Questions en rafale avec l’auteur Marc Robitaille
En plus de rédiger des livres, Marc Robitaille écrit des scénarios. On lui doit, entre autres, Un été sans point ni coup sûr, qui a été adapté au cinéma. Dans Des histoires d’hiver, on suit pendant une année scolaire un enfant des années 1960 féru de hockey qui raconte ses petites histoires quotidiennes.
En une phrase, de quoi traite votre dernier livre?
D’une époque révolue que je me remémore avec chaleur, mais dans laquelle je ne souhaiterais pas retourner. Ça parle pas mal de hockey aussi (le hockey en noir et blanc).
Que lisez-vous présentement?
Le sel de la terre, de Samuel Archibald, un essai sur la vie moderne.

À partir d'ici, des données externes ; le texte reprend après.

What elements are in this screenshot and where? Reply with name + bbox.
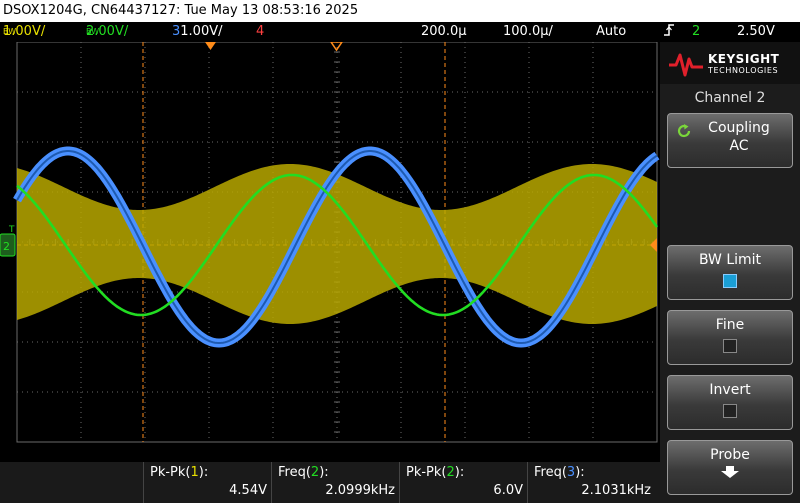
window-title: DSOX1204G, CN64437127: Tue May 13 08:53:… [0,0,800,22]
waveform-display[interactable]: 2 T [0,42,660,462]
channel3-scale[interactable]: 3 1.00V/ [172,22,222,42]
channel1-scale-value: 1.00V/ [3,24,46,39]
bw-limit-softkey[interactable]: BW Limit [667,245,793,300]
down-arrow-icon [721,466,739,478]
channel3-number: 3 [172,24,181,39]
trigger-level[interactable]: 2.50V [737,22,775,42]
measurement-value: 6.0V [493,483,523,498]
horizontal-delay[interactable]: 200.0µ [421,22,467,42]
measurement-pkpk-ch1[interactable]: Pk-Pk(1): 4.54V [143,462,271,503]
measurement-value: 2.0999kHz [325,483,395,498]
keysight-wave-icon [669,53,703,77]
invert-checkbox[interactable] [723,404,737,418]
coupling-value: AC [729,138,749,154]
measurement-freq-ch2[interactable]: Freq(2): 2.0999kHz [271,462,399,503]
trigger-reference-marker [330,42,343,52]
brand-name: KEYSIGHT [708,52,780,66]
fine-label: Fine [715,317,745,333]
bw-limit-checkbox[interactable] [723,274,737,288]
brand-sub: TECHNOLOGIES [708,66,779,75]
svg-text:2: 2 [3,240,10,253]
softkey-panel: KEYSIGHT TECHNOLOGIES Channel 2 Coupling… [660,42,800,503]
probe-label: Probe [710,447,750,463]
horizontal-timebase[interactable]: 100.0µ/ [503,22,553,42]
invert-softkey[interactable]: Invert [667,375,793,430]
trigger-channel[interactable]: 2 [692,22,700,42]
brand-logo: KEYSIGHT TECHNOLOGIES [660,42,800,84]
probe-softkey[interactable]: Probe [667,440,793,495]
channel3-scale-value: 1.00V/ [180,24,223,39]
channel2-scale-value: 2.00V/ [86,24,129,39]
trigger-delay-marker [205,42,216,50]
measurement-freq-ch3[interactable]: Freq(3): 2.1031kHz [527,462,655,503]
coupling-softkey[interactable]: Coupling AC [667,113,793,168]
bw-limit-label: BW Limit [698,252,762,268]
menu-title: Channel 2 [694,90,766,106]
fine-checkbox[interactable] [723,339,737,353]
measurement-pkpk-ch2[interactable]: Pk-Pk(2): 6.0V [399,462,527,503]
fine-softkey[interactable]: Fine [667,310,793,365]
cycle-arrow-icon [677,124,691,138]
trigger-mode[interactable]: Auto [596,22,626,42]
measurement-value: 2.1031kHz [581,483,651,498]
status-bar: BW 1.00V/ BW 2.00V/ 3 1.00V/ 4 200.0µ 100.… [0,22,800,42]
measurement-bar: Pk-Pk(1): 4.54V Freq(2): 2.0999kHz Pk-Pk… [0,462,660,503]
channel4-number[interactable]: 4 [256,22,264,42]
trigger-t-marker-icon: T [8,225,15,235]
invert-label: Invert [709,382,751,398]
measurement-value: 4.54V [229,483,267,498]
channel2-ground-marker: 2 [0,233,16,257]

Qui sont vos trois auteurs incontournables?
Il y en a plus que trois, mais je reviens souvent à Twain, Gary et Pagnol. À Annie Ernaux aussi.
Qu’est-ce qui vous a amené à l’écriture?
Dans la vingtaine, j’écrivais un mémoire de maîtrise, et les contraintes de cet exercice m’exaspéraient. Ça m’a poussé à écrire un petit roman débridé, libre. Mais aujourd’hui, je constate que l’écriture du mémoire m’a appris à écrire. Et que les contraintes sont libératrices.
Chaque écrivain a des routines d’écriture qui lui sont propres, quelles sont les vôtres?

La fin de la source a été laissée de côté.